OKLAHOMA CITY -- The Human Services Commission voted today on a historic set of community service initiatives for people with intellectual and developmental disabilities supported by the agency’s Developmental Disabilities Services Division (DDSD).
During a special meeting, the Commission passed resolutions directing the two remaining state-run institutions for people with developmental disabilities, the Northern Oklahoma Resource Center in Enid (NORCE) and the Southern Oklahoma Resource Center in Pauls Valley (SORC), be closed over the next two years and the 231 residents transitioned into community homes. DDSD is currently providing services and support to more than 5,000 persons with all levels of developmental and physical disabilities to live in their own homes and communities, a proven best practice in providing care for people with disabilities.
“We realize this is an emotional decision involving change for the residents and their families as well as the employees of the facilities,” said Wes Lane, Chairman of the Human Services Commission. “We determined after studying this issue in depth for the better part of a year that this is the right decision at the right time. DDSD has spent the past 20 years developing a comprehensive community service system that provides care and support to the vast majority of people receiving services who have all levels of disabilities,” said Lane. “Community services offer more personalized care and a higher quality of life to individuals, making institutional care a thing of the past.”

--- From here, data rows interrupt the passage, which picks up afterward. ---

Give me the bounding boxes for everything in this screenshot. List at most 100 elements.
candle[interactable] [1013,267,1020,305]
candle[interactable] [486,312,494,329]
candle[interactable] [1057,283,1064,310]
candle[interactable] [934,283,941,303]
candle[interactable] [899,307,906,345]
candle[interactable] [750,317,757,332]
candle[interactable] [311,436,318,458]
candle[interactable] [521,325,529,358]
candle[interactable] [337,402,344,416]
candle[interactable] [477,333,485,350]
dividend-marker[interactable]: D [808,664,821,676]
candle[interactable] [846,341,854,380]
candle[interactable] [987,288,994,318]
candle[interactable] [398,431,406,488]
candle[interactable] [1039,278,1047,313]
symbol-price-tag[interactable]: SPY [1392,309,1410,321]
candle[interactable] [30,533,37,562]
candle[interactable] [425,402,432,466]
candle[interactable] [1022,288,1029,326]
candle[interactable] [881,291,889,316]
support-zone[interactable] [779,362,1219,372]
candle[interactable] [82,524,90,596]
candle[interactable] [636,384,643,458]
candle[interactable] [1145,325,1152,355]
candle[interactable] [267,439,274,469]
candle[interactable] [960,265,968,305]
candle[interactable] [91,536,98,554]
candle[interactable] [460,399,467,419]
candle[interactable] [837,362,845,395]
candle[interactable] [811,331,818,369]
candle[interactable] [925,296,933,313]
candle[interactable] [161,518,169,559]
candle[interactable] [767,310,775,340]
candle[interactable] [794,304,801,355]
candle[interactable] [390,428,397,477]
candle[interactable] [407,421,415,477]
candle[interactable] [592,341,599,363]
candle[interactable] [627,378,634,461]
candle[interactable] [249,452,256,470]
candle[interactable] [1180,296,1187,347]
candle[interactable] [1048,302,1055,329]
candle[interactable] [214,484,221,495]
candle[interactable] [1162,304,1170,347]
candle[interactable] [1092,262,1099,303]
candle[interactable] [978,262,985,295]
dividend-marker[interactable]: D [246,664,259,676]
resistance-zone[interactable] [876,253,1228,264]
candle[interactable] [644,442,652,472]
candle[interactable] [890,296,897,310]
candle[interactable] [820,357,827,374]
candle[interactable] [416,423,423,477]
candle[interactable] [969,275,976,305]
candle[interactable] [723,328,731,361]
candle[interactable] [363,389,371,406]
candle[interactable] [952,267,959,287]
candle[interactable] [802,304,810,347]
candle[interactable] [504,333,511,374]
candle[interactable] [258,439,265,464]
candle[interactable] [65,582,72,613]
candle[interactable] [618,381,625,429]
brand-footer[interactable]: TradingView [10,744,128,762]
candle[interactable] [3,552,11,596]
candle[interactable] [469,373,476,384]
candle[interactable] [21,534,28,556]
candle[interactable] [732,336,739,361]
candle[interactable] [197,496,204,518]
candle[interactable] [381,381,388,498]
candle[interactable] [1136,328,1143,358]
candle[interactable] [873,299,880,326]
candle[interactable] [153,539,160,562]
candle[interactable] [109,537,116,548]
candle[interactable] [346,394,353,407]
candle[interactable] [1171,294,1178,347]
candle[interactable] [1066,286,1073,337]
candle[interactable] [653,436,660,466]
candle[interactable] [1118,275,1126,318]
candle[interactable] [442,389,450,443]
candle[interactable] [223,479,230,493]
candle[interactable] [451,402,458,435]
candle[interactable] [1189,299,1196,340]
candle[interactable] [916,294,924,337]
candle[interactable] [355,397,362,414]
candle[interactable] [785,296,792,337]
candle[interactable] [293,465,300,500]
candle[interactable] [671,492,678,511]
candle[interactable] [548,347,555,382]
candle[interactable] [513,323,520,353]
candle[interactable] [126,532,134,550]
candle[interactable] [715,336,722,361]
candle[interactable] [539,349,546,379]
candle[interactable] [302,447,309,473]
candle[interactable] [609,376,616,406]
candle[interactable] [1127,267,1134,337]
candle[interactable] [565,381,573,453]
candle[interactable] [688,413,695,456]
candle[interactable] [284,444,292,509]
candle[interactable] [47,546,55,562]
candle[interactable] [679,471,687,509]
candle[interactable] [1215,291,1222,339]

Both NORCE and SORC were established more than 100 years ago when that was the only option for providing care to people with intellectual and developmental disabilities. SORC was opened in 1907 and originally known as the “State Training School for White Boys,” and NORCE opened in 1909 as the “Oklahoma Institute for the Feeble Minded.” At the height of institutional care in Oklahoma, both facilities housed more than 1,000 residents.
In the 1960’s, another state-run institution was added, The Hissom Memorial Center in Sand Springs. Hissom was closed in 1994 when a group of parents filed a class action lawsuit demanding the state create community service options for their children. DDSD successfully transitioned more than 400 Hissom residents, many requiring 24-hour a day nursing care, into community homes. Long-term studies on the Hissom residents show they lead healthier, more active lives. Over the past 10 years, DDSD has successfully transitioned many residents of NORCE and SORC into community homes, typically closer to their families.
Today, SORC has 123 residents and NORCE has 108. Both facilities are in danger of losing their certification by the Department of Health if millions of dollars in capital improvements and repairs are not made to the aging facilities. In the months prior to this meeting, commission members and Governor Mary Fallin visited NORCE and SORC, meeting with staff and residents while evaluating the facilities.
“We appreciate the dedication of all the staff at NORCE and SORC,” said Lane. “They have provided quality services to the residents and we hope they will continue to serve the residents as long as they are needed. As individuals move into the community, we hope many of the staff members choose to continue serving these individuals in community homes.”
In studying this issue, Commissioners and the Governor have also visited homes in communities of people who once lived at one of the facilities, and have heard from parents and guardians of the residents, the public employees’ association, providers of community services, and national experts on transitioning people from institutions into community homes.
In the resolutions passed today, the Commission pledged the agency’s support to families of NORCE and SORC throughout the transition process into community homes. It also directed that families and residents will not incur additional expenses as a result of their move.
“Every commission member understands the families’ concerns and we know that any change in living arrangements can be hard,” said Lane. “We emphasized today that we are committed to helping individuals and families make a smooth transition and that no one will be moved until all the necessary supports are in place. As we have seen with previous transitions of former NORCE and SORC residents, the families acknowledge their loved ones are better off and they have a much higher quality of life.”
Additional concerns for the commission are the nearly 7,000 families caring for loved ones at home who are on a waiting list for DDSD community services. The waiting list continues to grow because of a shortage of funding for services. “Many of these families who are waiting for services are caring for loved ones who have the same levels of need as the residents of NORCE and SORC, and these families are doing this on their own without any help from the state.” said Lane. “We could not, in good conscience, request an appropriation of $30 to $40 million state dollars to spend on capital improvements for buildings when funds are needed to help these families who are waiting and struggling. That is why we asked the Governor to create a new panel to develop a comprehensive plan for supporting people with developmental disabilities and their parents and families, and for addressing Oklahoma’s growing waiting list for home and community based services.”
This meeting also marked the first day on the job for new DHS Director Ed Lake, a former assistant commissioner of the Tennessee Department of Human Services.
“Although I am new to Oklahoma, I have already voiced my support for community services in lieu of institutional care for people with developmental disabilities,” said Lake. “I have been in contact with the Commission and the Governor’s office recently as they have worked up to making this decision and I am impressed with the amount of time they have all invested into this issue. I am reassured this was a well thought out and caring approach to a very difficult and emotional decision. I fully support the actions the Commission has taken and pledge my commitment to the families and residents for safe and smooth transitions.”